Une nouvelle enquête: un extrait de «De moord op Arno Linter» de Toni Coppers
Dans la néerlandophonie, les auteurs de thrillers et de romans policiers sont aujourd’hui encore en butte à de tenaces préjugés. Il n’empêche: aux Pays-Bas comme en Flandre, il s’agit d’un genre qui a beaucoup à offrir. En accompagnement de l’article de Jos van Cann, qui présente les principaux auteurs et un aperçu de quelques tendances saillantes, voici un extrait de De moord op Arno Linter de Toni Coppers.
Une nouvelle enquête
La commissaire Liese Meerhout remonta la fermeture Éclair de son imperméable, verrouilla la voiture de service et regarda d’un air maussade ses chaussures à moitié enfoncées dans la boue. Vingt mètres plus loin, entre les fourgons de police, la voiture du juge d’instruction et les véhicules de la police scientifique et technique, elle aperçut la fourgonnette blanche de son département, affectueusement surnommée par ses collègues «le bus du crime» et bourrée de tout le matériel dont une équipe d’enquête criminelle pouvait avoir besoin sur une scène de crime. À côté de la fourgonnette se tenait l’inspecteur principal Nouredinne Naybet. Il lui fit signe de la main.

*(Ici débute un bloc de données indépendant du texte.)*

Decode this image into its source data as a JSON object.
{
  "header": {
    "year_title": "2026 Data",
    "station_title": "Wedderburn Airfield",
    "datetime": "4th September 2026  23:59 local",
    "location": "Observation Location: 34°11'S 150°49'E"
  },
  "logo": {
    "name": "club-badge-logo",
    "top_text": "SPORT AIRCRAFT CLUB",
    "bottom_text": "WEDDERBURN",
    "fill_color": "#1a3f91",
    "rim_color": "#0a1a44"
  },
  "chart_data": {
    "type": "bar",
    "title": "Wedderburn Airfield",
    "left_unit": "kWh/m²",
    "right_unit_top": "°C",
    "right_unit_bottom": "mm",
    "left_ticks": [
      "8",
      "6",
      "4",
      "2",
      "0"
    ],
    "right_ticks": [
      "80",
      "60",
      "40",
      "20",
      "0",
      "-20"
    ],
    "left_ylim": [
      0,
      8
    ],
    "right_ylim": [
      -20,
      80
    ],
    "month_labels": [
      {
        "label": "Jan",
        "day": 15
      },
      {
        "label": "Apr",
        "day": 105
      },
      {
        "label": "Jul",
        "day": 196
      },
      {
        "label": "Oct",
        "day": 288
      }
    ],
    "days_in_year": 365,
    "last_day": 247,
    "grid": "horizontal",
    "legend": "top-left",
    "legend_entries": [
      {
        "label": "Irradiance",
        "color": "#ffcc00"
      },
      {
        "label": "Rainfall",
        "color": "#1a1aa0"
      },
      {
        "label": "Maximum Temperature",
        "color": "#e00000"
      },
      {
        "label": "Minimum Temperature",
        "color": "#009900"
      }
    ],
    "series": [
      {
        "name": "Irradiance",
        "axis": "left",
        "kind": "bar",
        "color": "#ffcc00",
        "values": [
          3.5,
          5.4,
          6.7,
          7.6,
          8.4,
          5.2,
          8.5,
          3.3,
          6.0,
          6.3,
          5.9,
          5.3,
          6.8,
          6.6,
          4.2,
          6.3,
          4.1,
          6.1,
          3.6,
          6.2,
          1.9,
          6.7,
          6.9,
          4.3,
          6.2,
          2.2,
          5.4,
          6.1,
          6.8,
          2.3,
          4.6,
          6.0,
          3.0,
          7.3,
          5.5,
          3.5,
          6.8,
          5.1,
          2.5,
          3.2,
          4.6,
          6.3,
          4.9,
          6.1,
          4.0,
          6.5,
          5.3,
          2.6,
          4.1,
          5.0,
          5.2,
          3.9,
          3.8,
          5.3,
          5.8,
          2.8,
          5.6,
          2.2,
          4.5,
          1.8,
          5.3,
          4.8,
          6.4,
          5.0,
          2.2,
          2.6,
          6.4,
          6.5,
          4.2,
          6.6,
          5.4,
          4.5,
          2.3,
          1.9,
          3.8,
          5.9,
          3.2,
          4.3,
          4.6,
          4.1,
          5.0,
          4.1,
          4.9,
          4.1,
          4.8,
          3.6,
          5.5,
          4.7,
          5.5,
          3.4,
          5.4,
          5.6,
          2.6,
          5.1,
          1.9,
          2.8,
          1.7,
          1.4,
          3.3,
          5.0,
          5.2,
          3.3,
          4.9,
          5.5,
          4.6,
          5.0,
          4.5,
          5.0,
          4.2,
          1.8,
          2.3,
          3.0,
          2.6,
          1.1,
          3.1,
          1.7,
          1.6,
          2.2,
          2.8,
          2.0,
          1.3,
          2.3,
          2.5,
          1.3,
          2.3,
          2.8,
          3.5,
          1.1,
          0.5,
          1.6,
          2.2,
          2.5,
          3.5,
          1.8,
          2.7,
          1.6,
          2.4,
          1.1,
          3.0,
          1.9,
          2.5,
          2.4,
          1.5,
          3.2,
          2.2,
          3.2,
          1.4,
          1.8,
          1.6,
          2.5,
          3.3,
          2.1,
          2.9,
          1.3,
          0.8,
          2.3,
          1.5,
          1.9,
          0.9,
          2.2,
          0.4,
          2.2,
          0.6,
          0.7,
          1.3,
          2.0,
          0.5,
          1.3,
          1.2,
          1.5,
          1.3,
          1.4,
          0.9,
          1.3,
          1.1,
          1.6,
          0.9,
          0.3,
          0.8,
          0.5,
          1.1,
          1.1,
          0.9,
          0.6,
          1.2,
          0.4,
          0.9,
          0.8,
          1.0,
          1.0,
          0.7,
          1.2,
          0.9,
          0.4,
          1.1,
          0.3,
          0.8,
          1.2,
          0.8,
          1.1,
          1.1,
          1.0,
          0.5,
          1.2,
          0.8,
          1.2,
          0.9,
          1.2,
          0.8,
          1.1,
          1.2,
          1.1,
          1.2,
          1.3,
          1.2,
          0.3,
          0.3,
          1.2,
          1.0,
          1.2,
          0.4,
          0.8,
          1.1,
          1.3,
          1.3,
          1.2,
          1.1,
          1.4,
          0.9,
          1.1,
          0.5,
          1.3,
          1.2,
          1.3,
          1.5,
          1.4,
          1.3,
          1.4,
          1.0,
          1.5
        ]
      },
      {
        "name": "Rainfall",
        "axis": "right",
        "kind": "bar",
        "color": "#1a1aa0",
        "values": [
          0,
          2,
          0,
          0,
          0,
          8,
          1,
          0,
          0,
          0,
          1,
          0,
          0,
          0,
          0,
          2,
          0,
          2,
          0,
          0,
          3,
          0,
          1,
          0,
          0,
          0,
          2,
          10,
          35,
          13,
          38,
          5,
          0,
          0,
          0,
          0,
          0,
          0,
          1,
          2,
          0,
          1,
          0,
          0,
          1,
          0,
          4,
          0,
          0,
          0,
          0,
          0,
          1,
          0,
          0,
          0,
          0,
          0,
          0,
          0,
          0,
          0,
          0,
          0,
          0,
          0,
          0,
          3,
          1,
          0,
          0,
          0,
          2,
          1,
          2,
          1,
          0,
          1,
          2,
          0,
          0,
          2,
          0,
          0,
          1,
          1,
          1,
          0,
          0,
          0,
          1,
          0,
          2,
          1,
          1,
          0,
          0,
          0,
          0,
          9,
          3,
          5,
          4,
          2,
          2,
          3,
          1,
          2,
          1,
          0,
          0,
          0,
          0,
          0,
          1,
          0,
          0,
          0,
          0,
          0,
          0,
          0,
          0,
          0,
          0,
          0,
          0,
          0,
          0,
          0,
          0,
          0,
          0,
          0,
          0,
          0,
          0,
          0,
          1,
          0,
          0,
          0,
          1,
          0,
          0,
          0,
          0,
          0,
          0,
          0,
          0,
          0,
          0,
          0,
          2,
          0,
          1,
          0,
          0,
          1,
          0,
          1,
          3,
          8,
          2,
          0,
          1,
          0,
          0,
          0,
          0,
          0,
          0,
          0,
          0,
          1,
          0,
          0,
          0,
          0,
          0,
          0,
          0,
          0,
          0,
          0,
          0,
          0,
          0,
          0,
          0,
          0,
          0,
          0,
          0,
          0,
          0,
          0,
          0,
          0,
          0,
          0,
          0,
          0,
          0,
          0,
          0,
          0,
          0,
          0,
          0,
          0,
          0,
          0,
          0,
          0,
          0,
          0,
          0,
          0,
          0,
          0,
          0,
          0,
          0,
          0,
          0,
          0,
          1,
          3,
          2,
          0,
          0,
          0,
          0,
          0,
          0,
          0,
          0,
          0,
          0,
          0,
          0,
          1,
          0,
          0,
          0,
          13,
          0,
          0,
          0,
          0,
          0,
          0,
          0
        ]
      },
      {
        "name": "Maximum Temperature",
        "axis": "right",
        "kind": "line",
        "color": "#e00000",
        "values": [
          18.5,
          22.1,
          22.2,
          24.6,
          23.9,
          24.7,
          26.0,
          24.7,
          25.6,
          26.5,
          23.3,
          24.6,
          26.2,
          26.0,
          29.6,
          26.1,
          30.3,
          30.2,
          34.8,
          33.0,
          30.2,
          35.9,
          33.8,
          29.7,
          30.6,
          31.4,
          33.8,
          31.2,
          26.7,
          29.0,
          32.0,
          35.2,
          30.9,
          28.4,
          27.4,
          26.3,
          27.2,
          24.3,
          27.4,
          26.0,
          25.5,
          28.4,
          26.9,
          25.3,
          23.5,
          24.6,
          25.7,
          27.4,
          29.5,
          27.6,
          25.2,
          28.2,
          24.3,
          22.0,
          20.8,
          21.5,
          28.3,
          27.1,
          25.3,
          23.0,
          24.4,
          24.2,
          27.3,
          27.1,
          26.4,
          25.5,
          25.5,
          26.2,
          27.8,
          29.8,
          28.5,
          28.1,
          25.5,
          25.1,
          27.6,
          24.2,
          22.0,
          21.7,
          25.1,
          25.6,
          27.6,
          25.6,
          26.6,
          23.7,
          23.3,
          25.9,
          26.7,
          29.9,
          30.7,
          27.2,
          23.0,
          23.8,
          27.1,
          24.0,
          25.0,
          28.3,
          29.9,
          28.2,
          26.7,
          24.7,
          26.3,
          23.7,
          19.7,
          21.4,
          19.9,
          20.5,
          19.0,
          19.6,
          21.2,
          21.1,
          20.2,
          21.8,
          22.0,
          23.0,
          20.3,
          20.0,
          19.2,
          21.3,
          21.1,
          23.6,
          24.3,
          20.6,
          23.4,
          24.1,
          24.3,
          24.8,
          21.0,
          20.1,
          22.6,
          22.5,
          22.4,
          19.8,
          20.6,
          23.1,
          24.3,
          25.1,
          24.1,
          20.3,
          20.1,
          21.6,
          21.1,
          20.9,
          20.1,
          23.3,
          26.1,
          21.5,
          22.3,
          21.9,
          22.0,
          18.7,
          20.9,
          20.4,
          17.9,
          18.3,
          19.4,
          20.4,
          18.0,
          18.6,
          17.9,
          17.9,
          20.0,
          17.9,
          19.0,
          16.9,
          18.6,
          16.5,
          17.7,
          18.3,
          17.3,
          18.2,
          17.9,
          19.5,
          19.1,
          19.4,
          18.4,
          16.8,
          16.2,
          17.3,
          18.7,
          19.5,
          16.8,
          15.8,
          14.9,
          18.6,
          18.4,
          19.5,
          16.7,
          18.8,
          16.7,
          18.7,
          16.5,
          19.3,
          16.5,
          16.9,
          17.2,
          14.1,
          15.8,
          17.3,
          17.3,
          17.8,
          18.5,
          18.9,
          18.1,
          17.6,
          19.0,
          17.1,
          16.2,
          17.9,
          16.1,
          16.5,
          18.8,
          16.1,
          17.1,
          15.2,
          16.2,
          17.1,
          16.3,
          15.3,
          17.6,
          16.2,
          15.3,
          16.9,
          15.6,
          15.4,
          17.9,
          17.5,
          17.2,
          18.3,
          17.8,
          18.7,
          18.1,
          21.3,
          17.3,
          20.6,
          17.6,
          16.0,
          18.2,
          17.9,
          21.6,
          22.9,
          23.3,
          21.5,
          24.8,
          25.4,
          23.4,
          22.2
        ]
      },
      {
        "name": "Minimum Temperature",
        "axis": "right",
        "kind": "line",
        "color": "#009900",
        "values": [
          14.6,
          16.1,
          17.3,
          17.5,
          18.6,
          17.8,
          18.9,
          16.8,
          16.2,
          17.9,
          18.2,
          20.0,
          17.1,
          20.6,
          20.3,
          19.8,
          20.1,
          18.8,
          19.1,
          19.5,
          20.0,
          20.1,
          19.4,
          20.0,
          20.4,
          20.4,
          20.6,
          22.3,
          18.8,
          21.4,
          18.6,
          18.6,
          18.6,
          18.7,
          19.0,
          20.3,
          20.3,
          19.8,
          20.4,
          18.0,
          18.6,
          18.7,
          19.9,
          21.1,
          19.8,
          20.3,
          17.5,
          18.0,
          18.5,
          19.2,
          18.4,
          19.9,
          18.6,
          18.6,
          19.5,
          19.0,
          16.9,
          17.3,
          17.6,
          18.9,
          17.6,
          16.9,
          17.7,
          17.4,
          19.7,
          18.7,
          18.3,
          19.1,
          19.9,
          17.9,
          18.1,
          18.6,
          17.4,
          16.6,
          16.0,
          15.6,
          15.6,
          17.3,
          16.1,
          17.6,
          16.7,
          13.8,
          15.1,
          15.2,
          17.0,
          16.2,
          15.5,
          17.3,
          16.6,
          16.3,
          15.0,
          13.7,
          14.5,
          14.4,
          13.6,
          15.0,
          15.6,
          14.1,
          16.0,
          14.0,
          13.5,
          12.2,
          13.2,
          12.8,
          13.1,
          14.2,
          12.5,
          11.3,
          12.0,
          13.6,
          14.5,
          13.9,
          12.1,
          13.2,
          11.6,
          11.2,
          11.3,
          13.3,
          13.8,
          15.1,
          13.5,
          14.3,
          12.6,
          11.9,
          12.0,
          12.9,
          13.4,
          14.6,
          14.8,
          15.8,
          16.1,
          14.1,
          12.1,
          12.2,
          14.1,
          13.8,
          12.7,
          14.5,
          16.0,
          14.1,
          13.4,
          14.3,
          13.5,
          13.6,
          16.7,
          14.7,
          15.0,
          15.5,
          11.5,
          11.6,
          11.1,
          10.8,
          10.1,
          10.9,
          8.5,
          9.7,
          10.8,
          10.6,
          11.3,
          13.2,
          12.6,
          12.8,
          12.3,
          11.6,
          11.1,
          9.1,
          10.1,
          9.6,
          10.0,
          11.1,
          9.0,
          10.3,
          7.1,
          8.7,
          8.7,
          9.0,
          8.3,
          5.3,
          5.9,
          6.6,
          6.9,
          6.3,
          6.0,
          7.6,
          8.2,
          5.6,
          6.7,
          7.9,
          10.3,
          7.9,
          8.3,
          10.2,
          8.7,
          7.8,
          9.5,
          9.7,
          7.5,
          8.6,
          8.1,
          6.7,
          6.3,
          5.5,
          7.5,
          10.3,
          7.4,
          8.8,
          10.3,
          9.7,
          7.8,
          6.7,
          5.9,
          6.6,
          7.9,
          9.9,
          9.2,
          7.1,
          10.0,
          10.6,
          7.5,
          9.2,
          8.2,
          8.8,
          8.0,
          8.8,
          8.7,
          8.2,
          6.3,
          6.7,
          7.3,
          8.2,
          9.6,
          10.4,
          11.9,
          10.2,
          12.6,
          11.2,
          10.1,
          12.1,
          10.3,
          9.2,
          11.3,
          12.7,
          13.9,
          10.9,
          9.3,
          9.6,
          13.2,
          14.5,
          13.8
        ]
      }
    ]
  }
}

Liese Meerhout était à la tête de son équipe à la brigade criminelle d’Anvers depuis déjà sept ans. Elle approchait de la quarantaine, ce qui ne lui faisait ni chaud ni froid. Elle avait lu récemment dans un article de journal que la notion de vieillesse évoluait à mesure qu’on avançait soi-même en âge, et cela lui paraissait logique. Tout était relatif: lorsqu’elle avait vingt ans, son âge actuel paraissait déjà très avancé et Michel Masson, le bras droit et bon ami de Liese, avec ses soixante printemps, lui aurait sans doute semblé un vieillard.
Ce qui lui fit immédiatement penser au fils de Masson, Matthias Sandberg, chef cuisinier durant ses heures de travail et amoureux, amant et compagnon de Liese à toutes les heures, avant, pendant et après le travail.
Elle tira son téléphone de la poche arrière de son jean.
«Bonjour, ma chérie, répondit Matthias. Tout va bien?
– Une nouvelle enquête. Tu connais le Quick de Borsbeek, près du grand Carrefour?
– De réputation.»
Il n’aimait pas vraiment les fast-foods et se rendait rarement, voire jamais, dans cette zone périphérique de la ville, près de l’aéroport.
«Un de leurs employés a été assassiné. De sang-froid, comme on dit.»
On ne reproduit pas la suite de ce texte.